L’ancrage local contre l’hégémonie médiatique
Outre son ancrage de longue date dans des initiatives locales ou sa pratique de longue date de consultations sociales, le parti a montré à maintes reprises ces dernières années ce qu’il avait dans le ventre en menant des campagnes électorales locales étonnamment puissantes et parfois couronnées de succès. Dans cette campagne électorale pour le Bundestag, Berlin-Neukölln a sans doute fourni la campagne la plus spectaculaire. L’équipe autour de Ferat Koçak a frappé à presque toutes les portes de la circonscription et a vu ses résultats grimper en conséquence.
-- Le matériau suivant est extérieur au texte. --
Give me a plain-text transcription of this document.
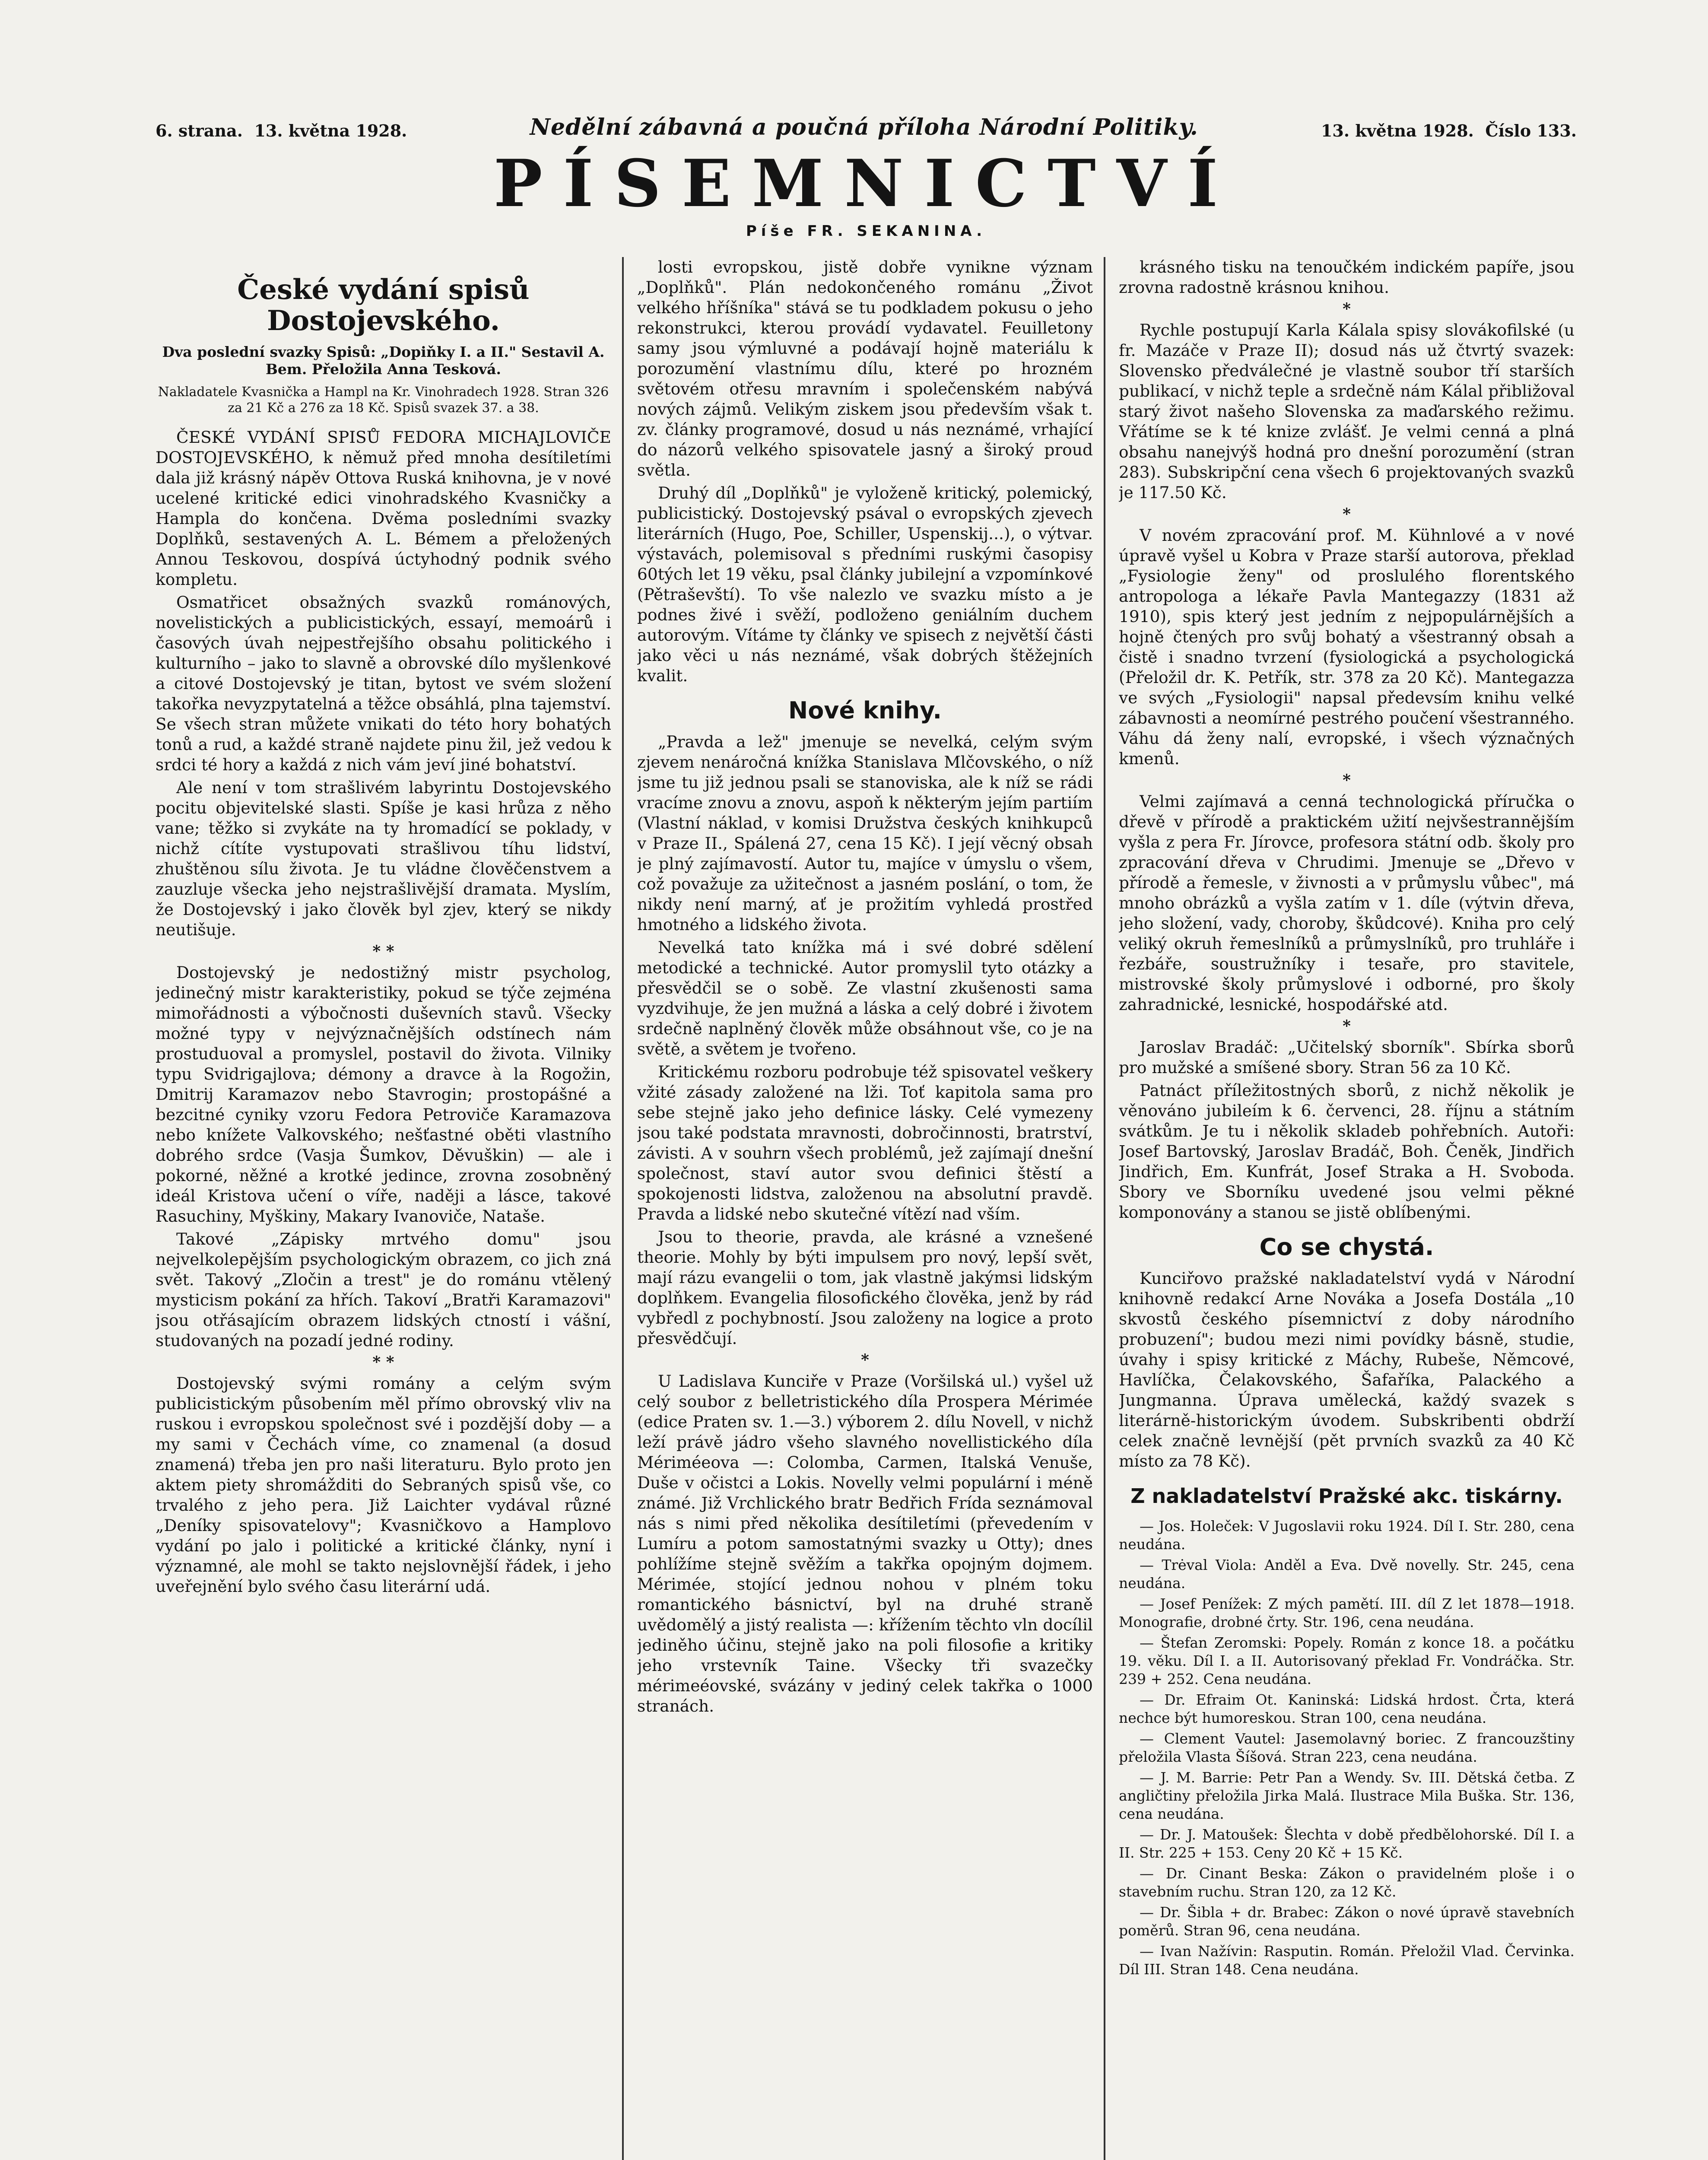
6. strana. 13. května 1928.	Nedělní zábavná a poučná příloha Národní Politiky.	13. května 1928. Číslo 133.
PÍSEMNICTVÍ
Píše FR. SEKANINA.
České vydání spisů Dostojevského.
Dva poslední svazky Spisů: „Dopiňky I. a II." Sestavil A. Bem. Přeložila Anna Tesková.
Nakladatele Kvasnička a Hampl na Kr. Vinohradech 1928. Stran 326 za 21 Kč a 276 za 18 Kč. Spisů svazek 37. a 38.

ČESKÉ VYDÁNÍ SPISŮ FEDORA MICHAJLOVIČE DOSTOJEVSKÉHO, k němuž před mnoha desítiletími dala již krásný nápěv Ottova Ruská knihovna, je v nové ucelené kritické edici vinohradského Kvasničky a Hampla do končena. Dvěma posledními svazky Doplňků, sestavených A. L. Bémem a přeložených Annou Teskovou, dospívá úctyhodný podnik svého kompletu.

Osmatřicet obsažných svazků románových, novelistických a publicistických, essayí, memoárů i časových úvah nejpestřejšího obsahu politického i kulturního – jako to slavně a obrovské dílo myšlenkové a citové Dostojevský je titan, bytost ve svém složení takořka nevyzpytatelná a těžce obsáhlá, plna tajemství. Se všech stran můžete vnikati do této hory bohatých tonů a rud, a každé straně najdete pinu žil, jež vedou k srdci té hory a každá z nich vám jeví jiné bohatství.

Ale není v tom strašlivém labyrintu Dostojevského pocitu objevitelské slasti. Spíše je kasi hrůza z něho vane; těžko si zvykáte na ty hromadící se poklady, v nichž cítíte vystupovati strašlivou tíhu lidství, zhuštěnou sílu života. Je tu vládne člověčenstvem a zauzluje všecka jeho nejstrašlivější dramata. Myslím, že Dostojevský i jako člověk byl zjev, který se nikdy neutišuje.

* *

Dostojevský je nedostižný mistr psycholog, jedinečný mistr karakteristiky, pokud se týče zejména mimořádnosti a výbočnosti duševních stavů. Všecky možné typy v nejvýznačnějších odstínech nám prostuduoval a promyslel, postavil do života. Vilniky typu Svidrigajlova; démony a dravce à la Rogožin, Dmitrij Karamazov nebo Stavrogin; prostopášné a bezcitné cyniky vzoru Fedora Petroviče Karamazova nebo knížete Valkovského; nešťastné oběti vlastního dobrého srdce (Vasja Šumkov, Děvuškin) — ale i pokorné, něžné a krotké jedince, zrovna zosobněný ideál Kristova učení o víře, naději a lásce, takové Rasuchiny, Myškiny, Makary Ivanoviče, Nataše.

Takové „Zápisky mrtvého domu" jsou nejvelkolepějším psychologickým obrazem, co jich zná svět. Takový „Zločin a trest" je do románu vtělený mysticism pokání za hřích. Takoví „Bratři Karamazovi" jsou otřásajícím obrazem lidských ctností i vášní, studovaných na pozadí jedné rodiny.

* *

Dostojevský svými romány a celým svým publicistickým působením měl přímo obrovský vliv na ruskou i evropskou společnost své i pozdější doby — a my sami v Čechách víme, co znamenal (a dosud znamená) třeba jen pro naši literaturu. Bylo proto jen aktem piety shromážditi do Sebraných spisů vše, co trvalého z jeho pera. Již Laichter vydával různé „Deníky spisovatelovy"; Kvasničkovo a Hamplovo vydání po jalo i politické a kritické články, nyní i významné, ale mohl se takto nejslovnější řádek, i jeho uveřejnění bylo svého času literární udá.

losti evropskou, jistě dobře vynikne význam „Doplňků". Plán nedokončeného románu „Život velkého hříšníka" stává se tu podkladem pokusu o jeho rekonstrukci, kterou provádí vydavatel. Feuilletony samy jsou výmluvné a podávají hojně materiálu k porozumění vlastnímu dílu, které po hrozném světovém otřesu mravním i společenském nabývá nových zájmů. Velikým ziskem jsou především však t. zv. články programové, dosud u nás neznámé, vrhající do názorů velkého spisovatele jasný a široký proud světla.

Druhý díl „Doplňků" je vyloženě kritický, polemický, publicistický. Dostojevský psával o evropských zjevech literárních (Hugo, Poe, Schiller, Uspenskij...), o výtvar. výstavách, polemisoval s předními ruskými časopisy 60tých let 19 věku, psal články jubilejní a vzpomínkové (Pětraševští). To vše nalezlo ve svazku místo a je podnes živé i svěží, podloženo geniálním duchem autorovým. Vítáme ty články ve spisech z největší části jako věci u nás neznámé, však dobrých štěžejních kvalit.

Nové knihy.

„Pravda a lež" jmenuje se nevelká, celým svým zjevem nenáročná knížka Stanislava Mlčovského, o níž jsme tu již jednou psali se stanoviska, ale k níž se rádi vracíme znovu a znovu, aspoň k některým jejím partiím (Vlastní náklad, v komisi Družstva českých knihkupců v Praze II., Spálená 27, cena 15 Kč). I její věcný obsah je plný zajímavostí. Autor tu, majíce v úmyslu o všem, což považuje za užitečnost a jasném poslání, o tom, že nikdy není marný, ať je prožitím vyhledá prostřed hmotného a lidského života.

Nevelká tato knížka má i své dobré sdělení metodické a technické. Autor promyslil tyto otázky a přesvědčil se o sobě. Ze vlastní zkušenosti sama vyzdvihuje, že jen mužná a láska a celý dobré i životem srdečně naplněný člověk může obsáhnout vše, co je na světě, a světem je tvořeno.

Kritickému rozboru podrobuje též spisovatel veškery vžité zásady založené na lži. Toť kapitola sama pro sebe stejně jako jeho definice lásky. Celé vymezeny jsou také podstata mravnosti, dobročinnosti, bratrství, závisti. A v souhrn všech problémů, jež zajímají dnešní společnost, staví autor svou definici štěstí a spokojenosti lidstva, založenou na absolutní pravdě. Pravda a lidské nebo skutečné vítězí nad vším.

Jsou to theorie, pravda, ale krásné a vznešené theorie. Mohly by býti impulsem pro nový, lepší svět, mají rázu evangelii o tom, jak vlastně jakýmsi lidským doplňkem. Evangelia filosofického člověka, jenž by rád vybředl z pochybností. Jsou založeny na logice a proto přesvědčují.

*

U Ladislava Kunciře v Praze (Voršilská ul.) vyšel už celý soubor z belletristického díla Prospera Mérimée (edice Praten sv. 1.—3.) výborem 2. dílu Novell, v nichž leží právě jádro všeho slavného novellistického díla Mériméeova —: Colomba, Carmen, Italská Venuše, Duše v očistci a Lokis. Novelly velmi populární i méně známé. Již Vrchlického bratr Bedřich Frída seznámoval nás s nimi před několika desítiletími (převedením v Lumíru a potom samostatnými svazky u Otty); dnes pohlížíme stejně svěžím a takřka opojným dojmem. Mérimée, stojící jednou nohou v plném toku romantického básnictví, byl na druhé straně uvědomělý a jistý realista —: křížením těchto vln docílil jediněho účinu, stejně jako na poli filosofie a kritiky jeho vrstevník Taine. Všecky tři svazečky mérimeéovské, svázány v jediný celek takřka o 1000 stranách.

krásného tisku na tenoučkém indickém papíře, jsou zrovna radostně krásnou knihou.

*

Rychle postupují Karla Kálala spisy slovákofilské (u fr. Mazáče v Praze II); dosud nás už čtvrtý svazek: Slovensko předválečné je vlastně soubor tří starších publikací, v nichž teple a srdečně nám Kálal přibližoval starý život našeho Slovenska za maďarského režimu. Vřátíme se k té knize zvlášť. Je velmi cenná a plná obsahu nanejvýš hodná pro dnešní porozumění (stran 283). Subskripční cena všech 6 projektovaných svazků je 117.50 Kč.

*

V novém zpracování prof. M. Kühnlové a v nové úpravě vyšel u Kobra v Praze starší autorova, překlad „Fysiologie ženy" od proslulého florentského antropologa a lékaře Pavla Mantegazzy (1831 až 1910), spis který jest jedním z nejpopulárnějších a hojně čtených pro svůj bohatý a všestranný obsah a čistě i snadno tvrzení (fysiologická a psychologická (Přeložil dr. K. Petřík, str. 378 za 20 Kč). Mantegazza ve svých „Fysiologii" napsal předevsím knihu velké zábavnosti a neomírné pestrého poučení všestranného. Váhu dá ženy nalí, evropské, i všech význačných kmenů.

*

Velmi zajímavá a cenná technologická příručka o dřevě v přírodě a praktickém užití nejvšestrannějším vyšla z pera Fr. Jírovce, profesora státní odb. školy pro zpracování dřeva v Chrudimi. Jmenuje se „Dřevo v přírodě a řemesle, v živnosti a v průmyslu vůbec", má mnoho obrázků a vyšla zatím v 1. díle (výtvin dřeva, jeho složení, vady, choroby, škůdcové). Kniha pro celý veliký okruh řemeslníků a průmyslníků, pro truhláře i řezbáře, soustružníky i tesaře, pro stavitele, mistrovské školy průmyslové i odborné, pro školy zahradnické, lesnické, hospodářské atd.

*

Jaroslav Bradáč: „Učitelský sborník". Sbírka sborů pro mužské a smíšené sbory. Stran 56 za 10 Kč.

Patnáct příležitostných sborů, z nichž několik je věnováno jubileím k 6. červenci, 28. říjnu a státním svátkům. Je tu i několik skladeb pohřebních. Autoři: Josef Bartovský, Jaroslav Bradáč, Boh. Čeněk, Jindřich Jindřich, Em. Kunfrát, Josef Straka a H. Svoboda. Sbory ve Sborníku uvedené jsou velmi pěkné komponovány a stanou se jistě oblíbenými.

Co se chystá.

Kunciřovo pražské nakladatelství vydá v Národní knihovně redakcí Arne Nováka a Josefa Dostála „10 skvostů českého písemnictví z doby národního probuzení"; budou mezi nimi povídky básně, studie, úvahy i spisy kritické z Máchy, Rubeše, Němcové, Havlíčka, Čelakovského, Šafaříka, Palackého a Jungmanna. Úprava umělecká, každý svazek s literárně-historickým úvodem. Subskribenti obdrží celek značně levnější (pět prvních svazků za 40 Kč místo za 78 Kč).

Z nakladatelství Pražské akc. tiskárny.

— Jos. Holeček: V Jugoslavii roku 1924. Díl I. Str. 280, cena neudána.

— Trėval Viola: Anděl a Eva. Dvě novelly. Str. 245, cena neudána.

— Josef Penížek: Z mých pamětí. III. díl Z let 1878—1918. Monografie, drobné črty. Str. 196, cena neudána.

— Štefan Zeromski: Popely. Román z konce 18. a počátku 19. věku. Díl I. a II. Autorisovaný překlad Fr. Vondráčka. Str. 239 + 252. Cena neudána.

— Dr. Efraim Ot. Kaninská: Lidská hrdost. Črta, která nechce být humoreskou. Stran 100, cena neudána.

— Clement Vautel: Jasemolavný boriec. Z francouzštiny přeložila Vlasta Šíšová. Stran 223, cena neudána.

— J. M. Barrie: Petr Pan a Wendy. Sv. III. Dětská četba. Z angličtiny přeložila Jirka Malá. Ilustrace Mila Buška. Str. 136, cena neudána.

— Dr. J. Matoušek: Šlechta v době předbělohorské. Díl I. a II. Str. 225 + 153. Ceny 20 Kč + 15 Kč.

— Dr. Cinant Beska: Zákon o pravidelném ploše i o stavebním ruchu. Stran 120, za 12 Kč.

— Dr. Šibla + dr. Brabec: Zákon o nové úpravě stavebních poměrů. Stran 96, cena neudána.

— Ivan Nažívin: Rasputin. Román. Přeložil Vlad. Červinka. Díl III. Stran 148. Cena neudána.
Cette pratique du porte-à-porte, déjà introduite dans le parti sous la présidence de Kipping/Riexinger (2012–2023) et continuellement développée depuis, s’est avérée être un pendant utile à l’offensive des réseaux sociaux et des talk-shows. Jusqu’au jour de l’élection, Die Linke a ainsi frappé à plus de 600000 portes dans tout le pays, construisant ainsi un canal de communication indépendant des talk-shows mainstream.
Les têtes de liste ont également fait des apparitions fortes: les interventions médiatiques de Jan van Aken ont enthousiasmé au-delà du parti, tandis que le discours de Heidi Reichinek contre l’alliance des voix CDU-AfD au Bundestag a été visionné plus de 25 millions de fois. La déclaration de Merz lors de ce vote («Je ne regarde ni à gauche ni à droite») puis le vote du 29 janvier 2025 qui a abouti à la première majorité atteinte avec des voix décisives de l’AfD, a déclenché le turbo pour la campagne de Die Linke.
Une campagne marquée par l’unité
Les nouveaux dirigeant·es du parti ont agi avec brio: leur première action a été de limiter leur propre salaire au salaire allemand moyen, ce qui a augmenté leur crédibilité interne et externe. Les campagnes concrètes autour des loyers, notamment le «check des frais de chauffage» qui aidait les locataires à déterminer si elleux avaient droit à une ristourne, a permis de démontrer son ancrage dans les réalités.
L’ensemble de la campagne électorale a donc été marqué par l’unité et s’est déroulé sans aucune erreur technique dans un contexte favorable: les électeur·ices de gauche n’ont pas eu de raisons de voter utile pour le SPD ou les Vert·es, affaiblis par leur participation à la coalition au pouvoir – et déjà en concurrence pour savoir qui pourrait finalement faire élire Merz comme chancelier.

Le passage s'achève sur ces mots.